February 5th would have given fans that which they crave the most, definitive answers provided in the ring. Yet, that step was bypassed and the more intriguing name was simply given the spot, once again boxing as a sport and boxing as a business crossed paths and the business path won. Green is a suitable replacement to be sure, but a Bika-Green fight would have not only been a good fight, but a positive story during a bad stretch for boxing.. A compelling bout would have provided welcome good news; unfortunately, a compelling fight being called off is just old news.
Taylor, Hatton and the Warrior’s Conundrum
While Green prepares to take a critical step in his career, Taylor ponders his own next step. If Boxing is fortunate, Taylor will decide to hang up the gloves for good. It has been an outstanding career for Taylor. He was the undisputed middleweight champion of the world and he holds two wins over ring legend Bernard Hopkins. In addition, even his losses are laden with sterling moments and moments of near glory. Taylor is the only man to put down Carl Froch and he was within a minute of turning that knockdown into a tremendous victory. Taylor had Kelly Pavlik down and nearly out in the second round of their first fight. Had Taylor found the range with just one more punch Pavlik very well may have been stopped right there.

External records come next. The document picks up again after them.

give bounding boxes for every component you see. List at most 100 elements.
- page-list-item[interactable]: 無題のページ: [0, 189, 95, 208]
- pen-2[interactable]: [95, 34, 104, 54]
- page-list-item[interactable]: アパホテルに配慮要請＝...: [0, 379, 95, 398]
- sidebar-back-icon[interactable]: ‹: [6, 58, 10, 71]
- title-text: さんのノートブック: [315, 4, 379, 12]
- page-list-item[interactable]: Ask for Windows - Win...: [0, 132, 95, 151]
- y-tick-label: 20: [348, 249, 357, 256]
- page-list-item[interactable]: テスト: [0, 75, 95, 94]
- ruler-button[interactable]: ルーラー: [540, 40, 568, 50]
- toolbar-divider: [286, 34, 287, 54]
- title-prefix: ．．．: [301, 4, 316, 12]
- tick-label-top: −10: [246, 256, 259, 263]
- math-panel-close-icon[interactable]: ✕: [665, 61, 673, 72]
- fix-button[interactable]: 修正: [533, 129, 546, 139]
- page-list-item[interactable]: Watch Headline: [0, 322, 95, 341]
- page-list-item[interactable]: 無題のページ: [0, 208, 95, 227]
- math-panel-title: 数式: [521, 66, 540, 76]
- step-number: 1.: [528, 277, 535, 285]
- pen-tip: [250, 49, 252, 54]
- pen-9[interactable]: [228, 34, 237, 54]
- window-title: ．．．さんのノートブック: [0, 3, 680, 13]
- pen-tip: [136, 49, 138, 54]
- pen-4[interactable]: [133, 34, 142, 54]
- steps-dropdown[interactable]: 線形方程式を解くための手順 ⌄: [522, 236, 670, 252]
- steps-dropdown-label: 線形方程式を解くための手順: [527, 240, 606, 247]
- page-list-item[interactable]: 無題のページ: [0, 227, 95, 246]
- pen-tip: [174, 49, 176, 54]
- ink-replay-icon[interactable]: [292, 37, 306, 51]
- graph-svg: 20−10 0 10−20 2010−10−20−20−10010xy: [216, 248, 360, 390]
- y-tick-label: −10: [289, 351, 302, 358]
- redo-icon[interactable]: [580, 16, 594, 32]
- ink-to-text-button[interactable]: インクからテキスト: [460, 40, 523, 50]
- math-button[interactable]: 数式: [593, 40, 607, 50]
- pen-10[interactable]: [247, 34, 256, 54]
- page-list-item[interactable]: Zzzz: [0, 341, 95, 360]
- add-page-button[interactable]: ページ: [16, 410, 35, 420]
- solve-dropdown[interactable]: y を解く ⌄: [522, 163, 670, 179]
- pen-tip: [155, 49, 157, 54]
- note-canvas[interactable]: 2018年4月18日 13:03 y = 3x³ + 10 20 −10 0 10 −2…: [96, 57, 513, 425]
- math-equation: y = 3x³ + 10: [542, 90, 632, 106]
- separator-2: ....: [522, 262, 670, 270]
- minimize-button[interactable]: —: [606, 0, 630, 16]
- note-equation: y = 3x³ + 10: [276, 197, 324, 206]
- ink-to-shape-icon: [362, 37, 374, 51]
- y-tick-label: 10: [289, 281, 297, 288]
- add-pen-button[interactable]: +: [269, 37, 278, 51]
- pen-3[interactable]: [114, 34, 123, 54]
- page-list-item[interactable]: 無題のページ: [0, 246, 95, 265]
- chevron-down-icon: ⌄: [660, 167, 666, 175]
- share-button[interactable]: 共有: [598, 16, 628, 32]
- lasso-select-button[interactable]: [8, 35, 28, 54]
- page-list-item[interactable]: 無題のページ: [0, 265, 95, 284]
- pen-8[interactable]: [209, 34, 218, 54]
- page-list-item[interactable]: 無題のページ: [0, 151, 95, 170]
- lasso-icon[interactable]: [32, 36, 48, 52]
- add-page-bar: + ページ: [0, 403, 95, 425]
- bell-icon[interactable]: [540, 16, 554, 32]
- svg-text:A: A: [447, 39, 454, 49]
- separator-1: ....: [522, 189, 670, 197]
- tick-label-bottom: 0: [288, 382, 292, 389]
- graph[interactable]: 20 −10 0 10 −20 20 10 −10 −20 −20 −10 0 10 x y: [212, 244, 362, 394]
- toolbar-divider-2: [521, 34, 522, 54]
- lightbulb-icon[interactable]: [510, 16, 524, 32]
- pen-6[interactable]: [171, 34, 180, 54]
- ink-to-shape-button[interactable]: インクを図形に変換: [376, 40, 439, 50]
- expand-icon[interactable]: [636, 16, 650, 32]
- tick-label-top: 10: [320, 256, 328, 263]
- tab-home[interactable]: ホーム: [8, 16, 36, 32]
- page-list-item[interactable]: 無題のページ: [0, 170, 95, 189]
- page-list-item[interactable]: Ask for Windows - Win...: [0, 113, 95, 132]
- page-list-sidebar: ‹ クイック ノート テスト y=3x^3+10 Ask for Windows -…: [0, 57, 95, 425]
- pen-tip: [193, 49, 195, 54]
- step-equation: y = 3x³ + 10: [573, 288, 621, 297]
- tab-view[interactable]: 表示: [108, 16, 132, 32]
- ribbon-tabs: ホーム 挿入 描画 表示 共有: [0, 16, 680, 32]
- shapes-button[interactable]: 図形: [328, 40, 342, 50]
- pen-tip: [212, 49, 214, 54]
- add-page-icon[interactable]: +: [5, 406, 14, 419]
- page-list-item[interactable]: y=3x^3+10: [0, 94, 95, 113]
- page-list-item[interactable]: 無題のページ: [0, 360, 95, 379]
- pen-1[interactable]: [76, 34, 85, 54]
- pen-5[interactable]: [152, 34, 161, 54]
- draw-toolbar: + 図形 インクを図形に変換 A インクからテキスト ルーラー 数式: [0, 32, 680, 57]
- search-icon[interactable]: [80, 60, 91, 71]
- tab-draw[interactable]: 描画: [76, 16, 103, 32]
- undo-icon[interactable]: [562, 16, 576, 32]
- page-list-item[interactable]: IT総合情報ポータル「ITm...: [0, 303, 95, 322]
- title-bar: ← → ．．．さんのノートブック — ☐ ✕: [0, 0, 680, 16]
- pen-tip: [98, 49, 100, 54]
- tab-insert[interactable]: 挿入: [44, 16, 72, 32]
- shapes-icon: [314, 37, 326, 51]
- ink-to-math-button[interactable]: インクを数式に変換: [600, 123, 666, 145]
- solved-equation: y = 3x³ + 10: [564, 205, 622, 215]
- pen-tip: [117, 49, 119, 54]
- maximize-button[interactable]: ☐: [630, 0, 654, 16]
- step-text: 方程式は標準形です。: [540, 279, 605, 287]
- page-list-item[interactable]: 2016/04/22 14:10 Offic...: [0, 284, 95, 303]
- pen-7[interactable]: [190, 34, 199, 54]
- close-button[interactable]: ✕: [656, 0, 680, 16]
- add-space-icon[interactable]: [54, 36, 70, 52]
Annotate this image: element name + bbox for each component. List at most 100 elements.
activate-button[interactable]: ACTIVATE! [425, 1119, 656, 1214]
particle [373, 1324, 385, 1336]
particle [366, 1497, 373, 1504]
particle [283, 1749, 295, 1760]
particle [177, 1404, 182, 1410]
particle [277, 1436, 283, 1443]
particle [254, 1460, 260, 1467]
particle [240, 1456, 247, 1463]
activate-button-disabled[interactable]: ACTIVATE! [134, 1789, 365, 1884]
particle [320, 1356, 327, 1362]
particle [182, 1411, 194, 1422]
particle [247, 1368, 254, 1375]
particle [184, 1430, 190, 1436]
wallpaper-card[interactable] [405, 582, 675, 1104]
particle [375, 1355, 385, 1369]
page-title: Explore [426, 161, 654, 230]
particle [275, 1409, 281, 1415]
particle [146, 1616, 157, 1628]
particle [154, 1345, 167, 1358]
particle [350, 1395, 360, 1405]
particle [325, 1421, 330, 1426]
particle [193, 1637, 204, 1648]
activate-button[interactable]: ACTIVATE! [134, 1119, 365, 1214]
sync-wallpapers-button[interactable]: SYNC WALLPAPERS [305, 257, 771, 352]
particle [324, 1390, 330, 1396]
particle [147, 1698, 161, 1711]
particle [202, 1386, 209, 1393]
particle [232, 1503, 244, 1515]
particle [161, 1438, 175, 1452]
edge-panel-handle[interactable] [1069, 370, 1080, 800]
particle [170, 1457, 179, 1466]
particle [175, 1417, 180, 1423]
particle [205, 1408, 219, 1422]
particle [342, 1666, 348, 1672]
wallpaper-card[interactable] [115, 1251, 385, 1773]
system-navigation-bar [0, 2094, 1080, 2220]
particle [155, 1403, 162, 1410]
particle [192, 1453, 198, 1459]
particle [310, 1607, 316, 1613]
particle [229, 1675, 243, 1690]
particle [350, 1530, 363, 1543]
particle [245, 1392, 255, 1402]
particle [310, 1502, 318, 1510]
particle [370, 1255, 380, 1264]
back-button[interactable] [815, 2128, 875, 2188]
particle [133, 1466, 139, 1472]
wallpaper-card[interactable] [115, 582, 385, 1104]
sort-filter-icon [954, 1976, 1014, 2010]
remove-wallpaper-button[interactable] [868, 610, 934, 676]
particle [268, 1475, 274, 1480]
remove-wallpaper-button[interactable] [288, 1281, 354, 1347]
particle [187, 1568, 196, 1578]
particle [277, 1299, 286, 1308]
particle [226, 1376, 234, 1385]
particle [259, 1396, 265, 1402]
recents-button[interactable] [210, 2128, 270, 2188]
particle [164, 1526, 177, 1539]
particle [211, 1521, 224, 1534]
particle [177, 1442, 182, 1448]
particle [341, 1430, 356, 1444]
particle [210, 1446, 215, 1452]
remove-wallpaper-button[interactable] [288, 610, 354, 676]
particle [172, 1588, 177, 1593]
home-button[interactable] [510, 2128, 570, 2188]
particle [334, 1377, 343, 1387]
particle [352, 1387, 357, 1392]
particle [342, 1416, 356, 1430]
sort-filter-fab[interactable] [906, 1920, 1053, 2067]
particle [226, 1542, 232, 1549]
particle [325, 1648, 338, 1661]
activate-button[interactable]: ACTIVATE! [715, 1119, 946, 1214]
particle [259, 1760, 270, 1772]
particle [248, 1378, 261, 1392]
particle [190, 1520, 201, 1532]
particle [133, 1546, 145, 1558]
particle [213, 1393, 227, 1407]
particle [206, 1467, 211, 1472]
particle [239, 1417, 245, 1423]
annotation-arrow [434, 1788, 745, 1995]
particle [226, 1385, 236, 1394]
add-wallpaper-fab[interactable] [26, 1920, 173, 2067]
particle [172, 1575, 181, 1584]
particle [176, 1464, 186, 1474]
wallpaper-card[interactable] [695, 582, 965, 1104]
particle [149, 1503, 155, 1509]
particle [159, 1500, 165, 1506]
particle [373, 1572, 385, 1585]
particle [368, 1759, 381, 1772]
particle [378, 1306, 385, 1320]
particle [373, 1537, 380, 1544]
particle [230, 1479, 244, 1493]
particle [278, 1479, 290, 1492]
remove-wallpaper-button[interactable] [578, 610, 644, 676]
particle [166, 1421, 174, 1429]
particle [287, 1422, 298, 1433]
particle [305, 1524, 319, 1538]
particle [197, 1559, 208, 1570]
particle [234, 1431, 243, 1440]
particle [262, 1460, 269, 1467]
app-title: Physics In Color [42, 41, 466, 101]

Taylor legitimately lost both fights and credit must be given to both men who overcame adversity themselves and found a way to win. However, the near misses show that Taylor was no pretender. He was far from a guy who simply found himself in the right place at the right time. Taylor was a remarkably talented fighter and a true warrior in the ring. It is that warrior spirit that he must contend with now as he considers continuing in the sport. How does one separate himself from the very spirit that makes him the successful fighter that he has been?
It is ironic that as Taylor considers his future, the other major story is the likely comeback of Ricky Hatton. Hatton occupies the same place as Taylor in nearly every way possible. Hatton has absolutely nothing left to prove, but still he cannot walk away. Boxing is the ultimate sport of light and shadow. The sport itself is a Jungian delight. At its core is a savagery that any sane person should be anxious to disavow. Yet, the sport is also the unquestioned domain of the most admirable traits such as: Courage, discipline, and dedication. Boxing is exhilarating and fearsome; a sport of savage beauty. It is filled with glory and regret. Taylor considers walking away and we all hope for the best. Hatton ponders a comeback and we all prepare ourselves for the worst. The ethos of boxing is a study in duality. Courage and commitment lead to glory, but that same dedication makes it difficult to know when it is time to move on. Taylor and Hatton are merely the latest chapter. Taylor’s decision is a positive. The moment offers some light to a world of shadow. Yet, Hatton looms and so then does a sense of impending sadness that always permeates the world of boxing. Only in boxing do triumph and tragedy coexist in such equal measure.